Amid controversy over religious-themed tattoos sported by President-elect Donald Trump’s pick for defense secretary Pete Hegseth, a U.S. office of a Vatican lay institution for the Church in the Holy Land has expressed concern regarding the misuse of its historic insignia beyond strictly religious purposes.
The Jerusalem Cross and the phrase “Deus (lo) vult” (Latin for “God wills”), the elements of the Equestrian Order of the Holy Sepulchre of Jerusalem, are symbols for an organization that “is set up to be a … visible presence of Christ and the people of Christ in the Holy Land,” and “of peace … of loving thy neighbor as thyself,” Deacon John Heyer, executive director of the order’s Eastern Lieutenancy, told OSV News Nov. 21.
The order — a lay institution under the protection of the Holy See with an estimated 30,000 members in close to 40 countries — aids the work of the Catholic Church in the Holy Land, especially through efforts connected to the Latin Patriarchate of Jerusalem, which encompasses Cyprus and Jordan as well.

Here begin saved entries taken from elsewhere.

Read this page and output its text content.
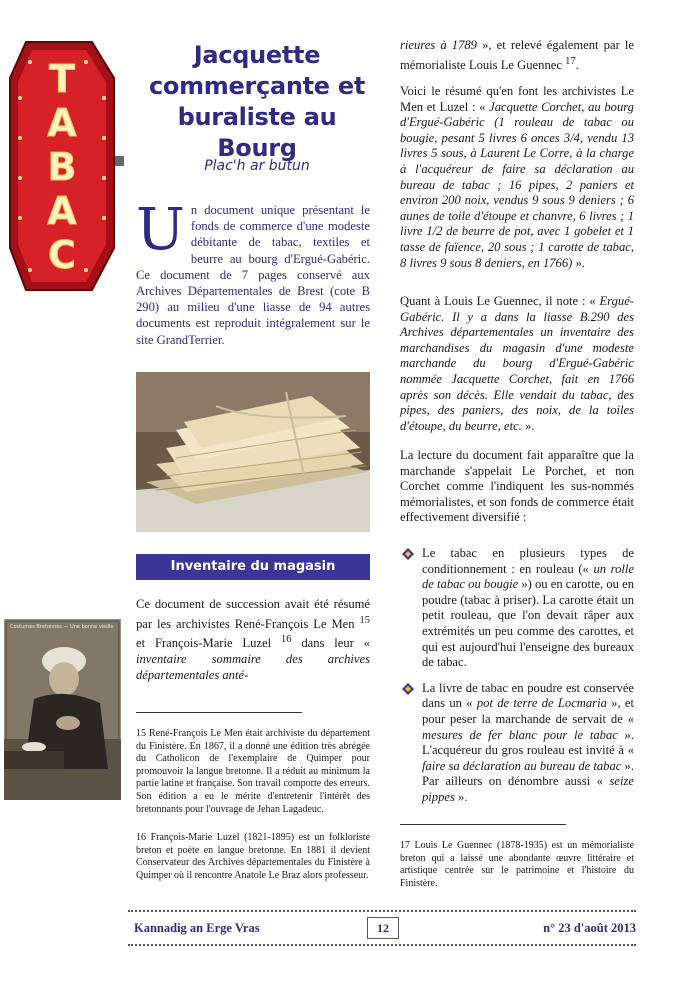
T
A
B
A
C
Jacquette
commerçante et
buraliste au Bourg
Plac'h ar butun
Un document unique présentant le fonds de commerce d'une modeste débitante de tabac, textiles et beurre au bourg d'Ergué-Gabéric. Ce document de 7 pages conservé aux Archives Départementales de Brest (cote B 290) au milieu d'une liasse de 94 autres documents est reproduit intégralement sur le site GrandTerrier.
Inventaire du magasin
Ce document de succession avait été résumé par les archivistes René-François Le Men $^{15}$ et François-Marie Luzel $^{16}$ dans leur « inventaire sommaire des archives départementales anté-
Costumes Bretonnes — Une bonne vieille
15 René-François Le Men était archiviste du département du Finistère. En 1867, il a donné une édition très abrégée du Catholicon de l'exemplaire de Quimper pour promouvoir la langue bretonne. Il a réduit au minimum la partie latine et française. Son travail comporte des erreurs. Son édition a eu le mérite d'entretenir l'intérêt des bretonnants pour l'ouvrage de Jehan Lagadeuc.
16 François-Marie Luzel (1821-1895) est un folkloriste breton et poète en langue bretonne. En 1881 il devient Conservateur des Archives départementales du Finistère à Quimper où il rencontre Anatole Le Braz alors professeur.
rieures à 1789 », et relevé également par le mémorialiste Louis Le Guennec $^{17}$.
Voici le résumé qu'en font les archivistes Le Men et Luzel : « Jacquette Corchet, au bourg d'Ergué-Gabéric (1 rouleau de tabac ou bougie, pesant 5 livres 6 onces 3/4, vendu 13 livres 5 sous, à Laurent Le Corre, à la charge à l'acquéreur de faire sa déclaration au bureau de tabac ; 16 pipes, 2 paniers et environ 200 noix, vendus 9 sous 9 deniers ; 6 aunes de toile d'étoupe et chanvre, 6 livres ; 1 livre 1/2 de beurre de pot, avec 1 gobelet et 1 tasse de faïence, 20 sous ; 1 carotte de tabac, 8 livres 9 sous 8 deniers, en 1766) ».
Quant à Louis Le Guennec, il note : « Ergué-Gabéric. Il y a dans la liasse B.290 des Archives départementales un inventaire des marchandises du magasin d'une modeste marchande du bourg d'Ergué-Gabéric nommée Jacquette Corchet, fait en 1766 après son décès. Elle vendait du tabac, des pipes, des paniers, des noix, de la toiles d'étoupe, du beurre, etc. ».
La lecture du document fait apparaître que la marchande s'appelait Le Porchet, et non Corchet comme l'indiquent les sus-nommés mémorialistes, et son fonds de commerce était effectivement diversifié :
Le tabac en plusieurs types de conditionnement : en rouleau (« un rolle de tabac ou bougie ») ou en carotte, ou en poudre (tabac à priser). La carotte était un petit rouleau, que l'on devait râper aux extrémités un peu comme des carottes, et qui est aujourd'hui l'enseigne des bureaux de tabac.
La livre de tabac en poudre est conservée dans un « pot de terre de Locmaria », et pour peser la marchande de servait de « mesures de fer blanc pour le tabac ». L'acquéreur du gros rouleau est invité à « faire sa déclaration au bureau de tabac ». Par ailleurs on dénombre aussi « seize pippes ».
17 Louis Le Guennec (1878-1935) est un mémorialiste breton qui a laissé une abondante œuvre littéraire et artistique centrée sur le patrimoine et l'histoire du Finistère.
Kannadig an Erge Vras	12	n° 23 d'août 2013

But the Jerusalem Cross (a square cross inset with four smaller crosses) and particularly the Latin phrase that comprise the order’s insignia have drawn intense media scrutiny, as Hegseth — an evangelical Christian — has them tattooed on his chest and arm, respectively.
Hegseth is a 44-year-old combat veteran and former Fox News host. The “Deus vult” tattoo prompted Hegseth’s fellow National Guardsman Sgt. DeRicko Gaither to flag Hegseth as a possible “insider threat” during President Joe Biden’s inauguration. In a 2021 email to Maj. Gen. William Walker ahead of the event, Gaither described the image as “quite disturbing,” since the phrase “is associated with supremacist groups,” both white and Christian. Army policy bars members from having tattoos deemed extremist, indecent, sexist or racist.
Several experts have cited the use of “Deus vult” by extremist groups. The phrase — attributed to Pope Urban II ahead of the First Crusade in 1095, which sought to regain Christian control of the Holy Land from Muslim rule — has become an online hashtag, and has also appeared in anti-Muslim graffiti, with two Arkansas mosques defaced in 2016 with the text.
On Nov. 20, Heyer’s office clarified in its statement that “in today’s context, ‘Deus vult’ or ‘Deus lo vult’ (God wills) — once used to rally crusader knights in the Middle Ages to reclaim the Christian places in the Holy Land — reminds believers God alone has dominion over all and commands us to ‘love the Lord your God with all your heart, and with all your soul, and with all your strength, and with all your mind; and your neighbor as yourself.'”
The Jerusalem Cross itself “has been part of Christian iconography for more than a millennium and has been an inspiration to Christian pilgrims who no longer see it as a banner for crusades and war but of the passion and death of Jesus and his empty tomb in the Church of the Holy Sepulchre in Jerusalem,” said the release.
The cross “is really meant to be not a symbol of war at all, but really a symbol of the sacrifice of Christ as well as his Gospel message of love,” Heyer told OSV News.